Elle sourit. Maintenant que le travail sur le pick-up était terminé, la jeune femme était d’accord pour aller se changer et boire une bière. Elles montèrent à la chambre de Sarah où elle put se laver les mains. Elle proposa à la jeune femme de la retrouver à l’extérieur, le temps qu’elle aille se changer à son tour.

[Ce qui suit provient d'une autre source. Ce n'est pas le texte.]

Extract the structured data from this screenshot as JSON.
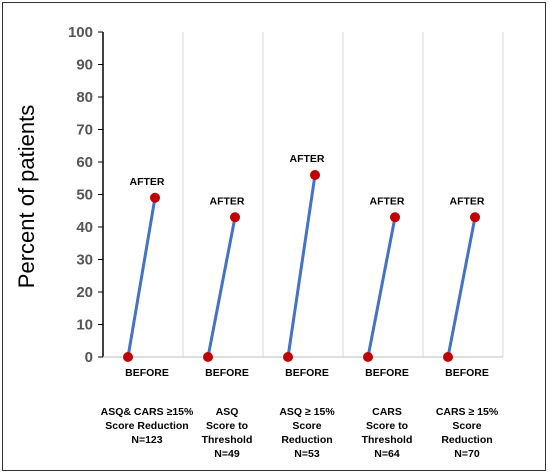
{
  "chart_data": {
    "type": "line",
    "title": "",
    "xlabel": "",
    "ylabel": "Percent of patients",
    "ylim": [
      0,
      100
    ],
    "yticks": [
      0,
      10,
      20,
      30,
      40,
      50,
      60,
      70,
      80,
      90,
      100
    ],
    "grid": "vertical",
    "categories": [
      [
        "ASQ& CARS ≥15%",
        "Score Reduction",
        "N=123"
      ],
      [
        "ASQ",
        "Score to",
        "Threshold",
        "N=49"
      ],
      [
        "ASQ ≥ 15%",
        "Score",
        "Reduction",
        "N=53"
      ],
      [
        "CARS",
        "Score to",
        "Threshold",
        "N=64"
      ],
      [
        "CARS ≥ 15%",
        "Score",
        "Reduction",
        "N=70"
      ]
    ],
    "before_label": "BEFORE",
    "after_label": "AFTER",
    "before_values": [
      0,
      0,
      0,
      0,
      0
    ],
    "after_values": [
      49,
      43,
      56,
      43,
      43
    ],
    "colors": {
      "line": "#4472C4",
      "marker": "#C00000"
    }
  }
}
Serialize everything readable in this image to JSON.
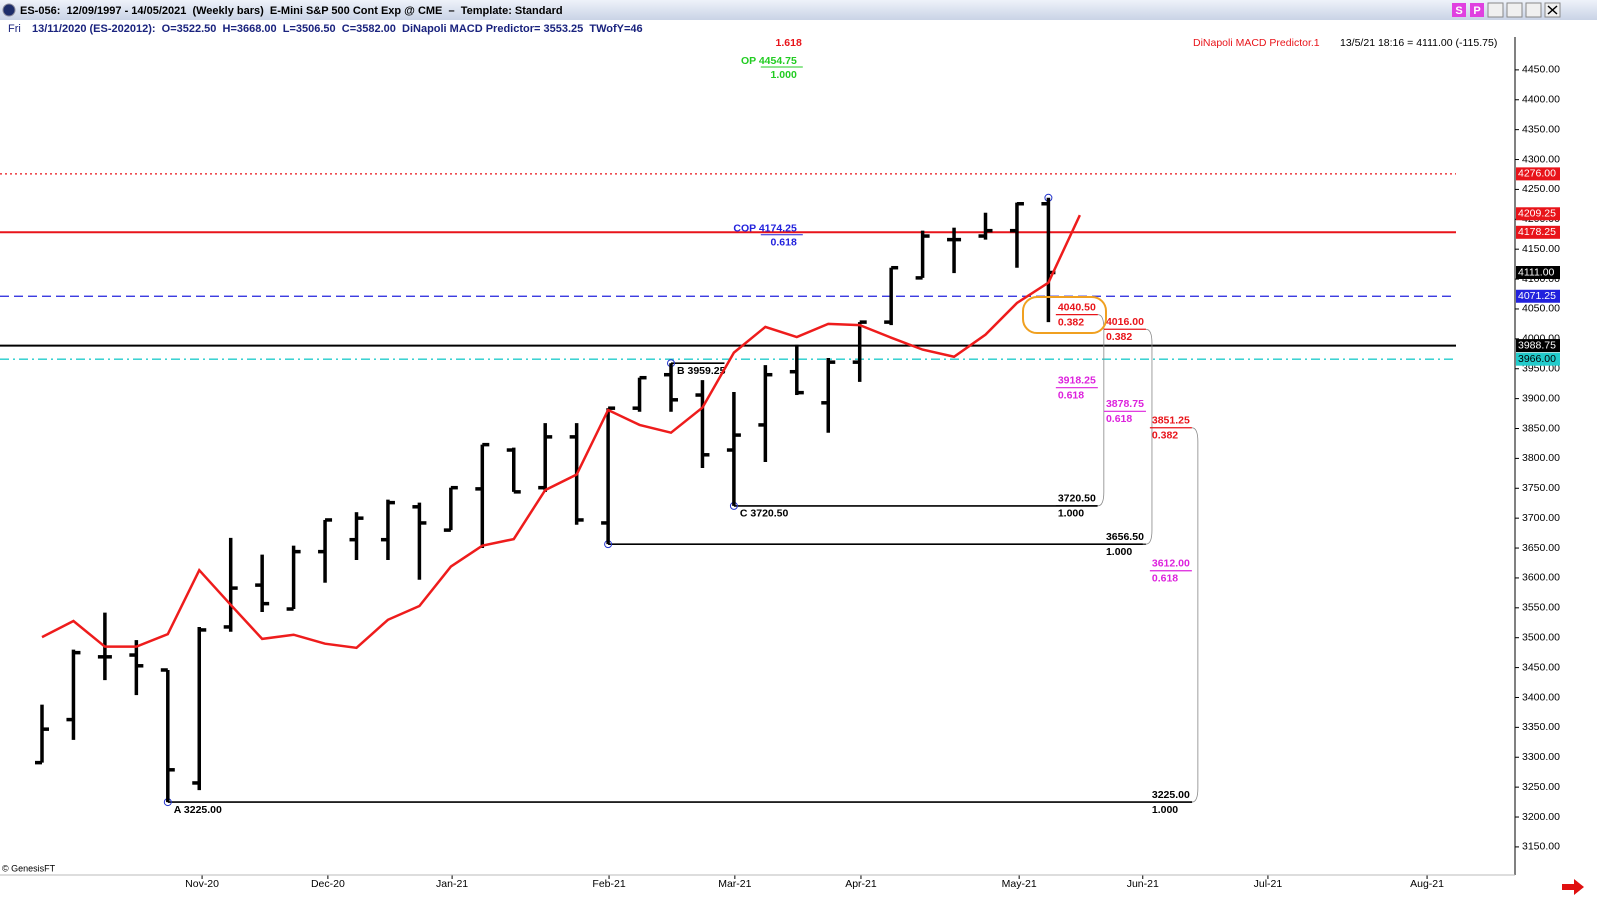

Une fois prête, elle rejoint sa voiture, récupérant au passage sa veste dans la boite du pick-up. Elle déposa le vêtement sur le capot de la voiture pour ranger le coffre à outil dans le véhicule de Sarah. Son regard se posa sur un autre véhicule, à l’intérieur du garage. Elle eut une idée. Retournant à la voiture, elle ouvrit la portière pour attraper son bracelet sur le tableau de bord et le remettre à son poignet. Elle attrapa son sac à main, puis enfila sa veste. Sarah s’approchait d’elle.

-« Tu tombes bien. Je suis pratiquement prête. »

Elle glissa son portefeuille, son téléphone et tout ce dont elle avait vraiment besoin dans les poches intérieur de sa veste de cuir. Elle garda la plus grand pour y accueillir l’une de ses armes à feu, un Beretta. Elle ne le cacha pas spécialement de la vue de Sarah. Après tout, cette dernière trainait également une arme avec elle. Une fois prête, Erïka attrapa ses clés, claqua la portière et la verrouilla. Elle lui fit signe de la suivre et l’entraina dans le garage. S’éclipsant dans la pièce adjacente, elle revint avec deux casques de moto qui lui appartenait. Elle en lança un à Sarah avant de lui tendre un écouteur qui allait leur servir à communiquer pendant leur balade.

-« T’as déjà fait de la moto ? »

Elle sourit avant de glisser son propre écouteur à son oreille et d’enfiler son casque. Elle s’approcha de l’une des nombreuses motos qui étaient garées côte à côte, à bonne distance l’une de l’autre afin de ne pas en accrocher une par accident. Elle monta sur la sienne, totalement noire, puis inséra les clés dans le contact. Elle démarra le moteur et abaissa sa visière.

-« Alors, tu viens ? »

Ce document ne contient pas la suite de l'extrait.